His smile thinned. The kind of smile that carries a message too large for one breath.
“I wondered,” he said, voice dipping low, “if you would help me write.”
I admit—my soul left its chair. Left my body. Drifted ahead to some imagined history, etched in solemn ink and bound in bleached hide: The Words of Lotte, The Blemmyan Sagas, As Told to the Chronicler of Hasholm. I saw it all.
And just in time, I returned—to hear the words that mattered.
“You see,” he said, slow and heavy, “I remember you. But I also do not.”
His voice did not tremble. It resonated. Like an instrument strung across centuries.
“My past is a blur. A veil. Like I walked through eons with my eyes closed, using nothing but touch to see my way through.”
I did not speak.
“I have spoken to other Blemmye,” he continued. “Many feel the same. Some have no real memory left. Only the present. And the future.”
Lotte leaned in—not threateningly, but close enough that I felt his gravity. His breath smelled faintly of dust and ash and something I couldn’t name.
“I remember,” he said, “that you write. Even when I did not know what writing was.”
He exhaled. The room did not move.
“I want you to help me see my past.”
I stood.
“Lotte. You are bestowing me a great honour—and the immense weight of burden. I shall bear both with all the certainty I can muster!”
My feet carried me, untethered. From the fire, to the bar, back to the chair. Then up again, hands gesturing, voice rising.
“I’ve read the missionary reports of the interior—volume to volume! Lofty works, full of scorn. I should find a more feeling form. Have you read my work? I’ve been lauded—lauded—for my closeness to subject in every piece I’ve penned! It would suit your memoirs, I’m certain! In my youth, I even wrote a play about the Blemmye—a comedy, warm-hearted, critically misunderstood but—"
“Adalbert.”
Linda had returned. A dusty bottle in one hand. A stare in the other that could have cut glass.
If eyes could kill, Linda would have been the deadliest being in the room. Even Lotte might have bowed to her fury.
I landed again. A man drawn back to earth by silence.
Lotte had not moved. His expression floated somewhere between transfixed and utterly bewildered. Like someone watching a weather system unfold indoors.
I coughed, gently. Bowed the head, just enough to earn back a sliver of dignity.
“I am sorry, Lotte. Truly. This is—this is—my most spectacular assignment in many years. It is hard to contain the excitement. Especially in times such as these.”
“It is alright. I can understand the weight of the task.”
Linda placed a glass by his side, the base heavy on the wood. The cork gave a tired groan as she drew it from the bottle. Dark red flowed into the glass—practiced, unhurried, a motion older than manners.
“The weight is great,” Lotte continued, watching the pour. “For me as well. I sense the memory is as important as the future. For all of us.”

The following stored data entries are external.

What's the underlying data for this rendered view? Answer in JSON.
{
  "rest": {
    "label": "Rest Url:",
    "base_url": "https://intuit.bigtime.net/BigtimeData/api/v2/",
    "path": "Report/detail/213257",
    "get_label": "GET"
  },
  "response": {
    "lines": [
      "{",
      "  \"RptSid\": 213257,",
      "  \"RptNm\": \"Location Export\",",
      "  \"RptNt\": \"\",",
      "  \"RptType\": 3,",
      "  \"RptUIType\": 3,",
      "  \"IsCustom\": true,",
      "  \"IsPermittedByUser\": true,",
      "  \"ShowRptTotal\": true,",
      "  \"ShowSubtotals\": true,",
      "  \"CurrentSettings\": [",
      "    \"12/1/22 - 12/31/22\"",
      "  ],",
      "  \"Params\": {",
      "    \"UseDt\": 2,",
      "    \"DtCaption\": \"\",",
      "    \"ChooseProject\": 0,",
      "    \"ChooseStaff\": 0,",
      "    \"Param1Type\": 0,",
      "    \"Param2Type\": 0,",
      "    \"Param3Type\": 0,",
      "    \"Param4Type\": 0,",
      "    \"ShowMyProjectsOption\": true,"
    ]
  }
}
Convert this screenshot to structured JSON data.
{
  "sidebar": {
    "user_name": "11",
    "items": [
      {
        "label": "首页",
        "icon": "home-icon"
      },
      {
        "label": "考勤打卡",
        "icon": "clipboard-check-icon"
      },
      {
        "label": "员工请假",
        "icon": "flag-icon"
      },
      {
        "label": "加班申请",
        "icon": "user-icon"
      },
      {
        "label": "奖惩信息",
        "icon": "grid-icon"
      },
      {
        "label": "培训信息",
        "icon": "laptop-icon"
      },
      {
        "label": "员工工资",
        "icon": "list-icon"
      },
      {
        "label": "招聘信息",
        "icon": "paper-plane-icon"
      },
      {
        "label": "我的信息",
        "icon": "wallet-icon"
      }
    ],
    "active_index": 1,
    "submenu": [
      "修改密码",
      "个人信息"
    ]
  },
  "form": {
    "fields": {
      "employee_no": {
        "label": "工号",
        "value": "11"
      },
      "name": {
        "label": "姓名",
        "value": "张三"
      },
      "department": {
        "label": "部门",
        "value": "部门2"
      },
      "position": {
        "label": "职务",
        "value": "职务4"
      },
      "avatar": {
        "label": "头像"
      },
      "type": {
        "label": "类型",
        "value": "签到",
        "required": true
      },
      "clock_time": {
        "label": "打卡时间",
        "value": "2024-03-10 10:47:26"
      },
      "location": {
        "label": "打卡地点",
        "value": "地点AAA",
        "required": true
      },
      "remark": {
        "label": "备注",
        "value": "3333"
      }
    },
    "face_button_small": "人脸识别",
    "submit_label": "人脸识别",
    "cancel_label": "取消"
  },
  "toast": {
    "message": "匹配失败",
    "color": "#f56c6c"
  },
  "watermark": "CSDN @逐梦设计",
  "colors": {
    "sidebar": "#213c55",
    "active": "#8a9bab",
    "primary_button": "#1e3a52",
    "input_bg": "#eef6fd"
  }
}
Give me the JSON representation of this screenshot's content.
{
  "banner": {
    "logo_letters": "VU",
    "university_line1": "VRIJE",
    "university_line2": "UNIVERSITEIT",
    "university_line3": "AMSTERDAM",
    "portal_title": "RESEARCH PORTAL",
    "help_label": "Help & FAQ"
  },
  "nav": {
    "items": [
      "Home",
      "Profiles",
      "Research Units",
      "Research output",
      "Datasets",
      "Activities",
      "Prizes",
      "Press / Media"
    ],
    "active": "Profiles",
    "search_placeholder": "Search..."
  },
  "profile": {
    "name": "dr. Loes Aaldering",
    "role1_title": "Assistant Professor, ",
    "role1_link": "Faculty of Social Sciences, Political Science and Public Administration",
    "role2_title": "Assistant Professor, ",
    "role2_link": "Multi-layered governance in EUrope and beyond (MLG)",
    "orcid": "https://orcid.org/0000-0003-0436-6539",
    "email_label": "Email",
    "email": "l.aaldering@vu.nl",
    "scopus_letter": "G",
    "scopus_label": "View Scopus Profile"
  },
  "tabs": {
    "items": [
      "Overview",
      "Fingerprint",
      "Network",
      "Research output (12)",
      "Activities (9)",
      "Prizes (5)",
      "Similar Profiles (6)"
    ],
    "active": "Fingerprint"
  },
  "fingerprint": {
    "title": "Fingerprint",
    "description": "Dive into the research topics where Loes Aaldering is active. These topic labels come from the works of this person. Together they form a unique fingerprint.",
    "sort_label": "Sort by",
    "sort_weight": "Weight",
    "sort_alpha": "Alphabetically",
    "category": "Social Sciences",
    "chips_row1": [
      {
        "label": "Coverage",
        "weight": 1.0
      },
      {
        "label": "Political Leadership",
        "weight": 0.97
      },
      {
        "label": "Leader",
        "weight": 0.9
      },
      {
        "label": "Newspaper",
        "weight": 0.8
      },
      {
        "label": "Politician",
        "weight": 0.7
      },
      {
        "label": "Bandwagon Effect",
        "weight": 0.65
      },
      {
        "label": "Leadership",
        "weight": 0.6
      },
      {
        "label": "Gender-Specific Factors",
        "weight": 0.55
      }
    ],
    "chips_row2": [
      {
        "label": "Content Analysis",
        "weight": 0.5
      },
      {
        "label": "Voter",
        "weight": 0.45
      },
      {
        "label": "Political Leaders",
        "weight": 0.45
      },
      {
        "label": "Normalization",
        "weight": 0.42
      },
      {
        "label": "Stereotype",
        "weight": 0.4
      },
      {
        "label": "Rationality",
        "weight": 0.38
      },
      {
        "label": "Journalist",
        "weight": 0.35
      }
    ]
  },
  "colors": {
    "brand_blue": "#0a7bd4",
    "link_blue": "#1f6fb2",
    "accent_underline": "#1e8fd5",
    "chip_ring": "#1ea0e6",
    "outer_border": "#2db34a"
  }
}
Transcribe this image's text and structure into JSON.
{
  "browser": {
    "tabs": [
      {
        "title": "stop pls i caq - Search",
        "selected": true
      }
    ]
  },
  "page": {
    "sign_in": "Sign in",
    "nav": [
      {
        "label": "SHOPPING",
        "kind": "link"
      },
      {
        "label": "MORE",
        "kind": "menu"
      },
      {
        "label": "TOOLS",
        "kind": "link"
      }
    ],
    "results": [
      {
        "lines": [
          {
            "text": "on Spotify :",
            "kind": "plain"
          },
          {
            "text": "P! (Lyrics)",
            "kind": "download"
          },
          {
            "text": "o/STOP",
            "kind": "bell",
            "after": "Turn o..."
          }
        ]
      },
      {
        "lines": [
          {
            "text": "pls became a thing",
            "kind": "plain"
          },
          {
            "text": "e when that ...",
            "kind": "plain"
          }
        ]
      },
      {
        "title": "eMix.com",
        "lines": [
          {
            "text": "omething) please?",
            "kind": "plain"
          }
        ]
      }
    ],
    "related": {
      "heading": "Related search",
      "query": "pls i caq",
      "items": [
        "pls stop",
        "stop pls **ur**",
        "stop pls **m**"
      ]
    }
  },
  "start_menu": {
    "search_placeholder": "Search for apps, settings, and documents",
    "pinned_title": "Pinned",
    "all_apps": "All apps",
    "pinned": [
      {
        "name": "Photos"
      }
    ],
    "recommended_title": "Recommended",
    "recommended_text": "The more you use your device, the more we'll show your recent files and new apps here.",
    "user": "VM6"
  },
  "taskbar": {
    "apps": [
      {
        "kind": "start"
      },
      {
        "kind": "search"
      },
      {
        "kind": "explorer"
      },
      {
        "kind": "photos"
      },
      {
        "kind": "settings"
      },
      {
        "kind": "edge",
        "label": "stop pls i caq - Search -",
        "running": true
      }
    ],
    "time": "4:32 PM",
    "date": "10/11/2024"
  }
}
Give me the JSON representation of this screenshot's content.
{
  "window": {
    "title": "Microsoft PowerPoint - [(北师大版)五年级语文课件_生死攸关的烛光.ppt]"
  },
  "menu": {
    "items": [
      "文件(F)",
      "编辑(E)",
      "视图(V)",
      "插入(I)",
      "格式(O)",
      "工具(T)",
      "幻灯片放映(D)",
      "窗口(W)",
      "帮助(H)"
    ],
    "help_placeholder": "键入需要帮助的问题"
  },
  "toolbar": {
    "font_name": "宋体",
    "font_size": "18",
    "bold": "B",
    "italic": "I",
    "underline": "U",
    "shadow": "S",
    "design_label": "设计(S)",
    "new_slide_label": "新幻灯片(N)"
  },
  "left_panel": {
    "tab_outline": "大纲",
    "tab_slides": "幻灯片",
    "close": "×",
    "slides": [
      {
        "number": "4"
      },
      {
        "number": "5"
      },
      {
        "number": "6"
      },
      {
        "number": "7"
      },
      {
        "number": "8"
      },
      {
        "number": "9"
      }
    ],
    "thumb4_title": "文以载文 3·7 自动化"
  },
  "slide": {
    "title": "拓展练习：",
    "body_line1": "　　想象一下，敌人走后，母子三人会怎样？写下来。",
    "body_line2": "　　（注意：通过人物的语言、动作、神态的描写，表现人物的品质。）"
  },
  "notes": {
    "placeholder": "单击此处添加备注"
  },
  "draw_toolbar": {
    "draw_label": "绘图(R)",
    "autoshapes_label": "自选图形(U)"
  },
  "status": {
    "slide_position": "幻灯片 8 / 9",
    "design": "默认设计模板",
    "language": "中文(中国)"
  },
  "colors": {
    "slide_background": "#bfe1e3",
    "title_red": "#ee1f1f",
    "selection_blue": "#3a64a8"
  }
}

He did not raise his voice, yet the words rang heavy all the same.
“I want to know where I came from. Maybe then, we will know where we are headed.”
He lifted the glass. Studied it closely, as if he were studying a sacred pebble, worn smooth by time. He sniffed. Sipped. Smiled.
“Ah. You were right, Adalbert. There is something special about wine.”
“I agree,” I said, confused, “but I don’t recall telling you.”
“No. But you told Butcher Jens some years ago. It stuck with me.”
I paused. Stared.
“It is a wonder,” He said, “what one remembers.”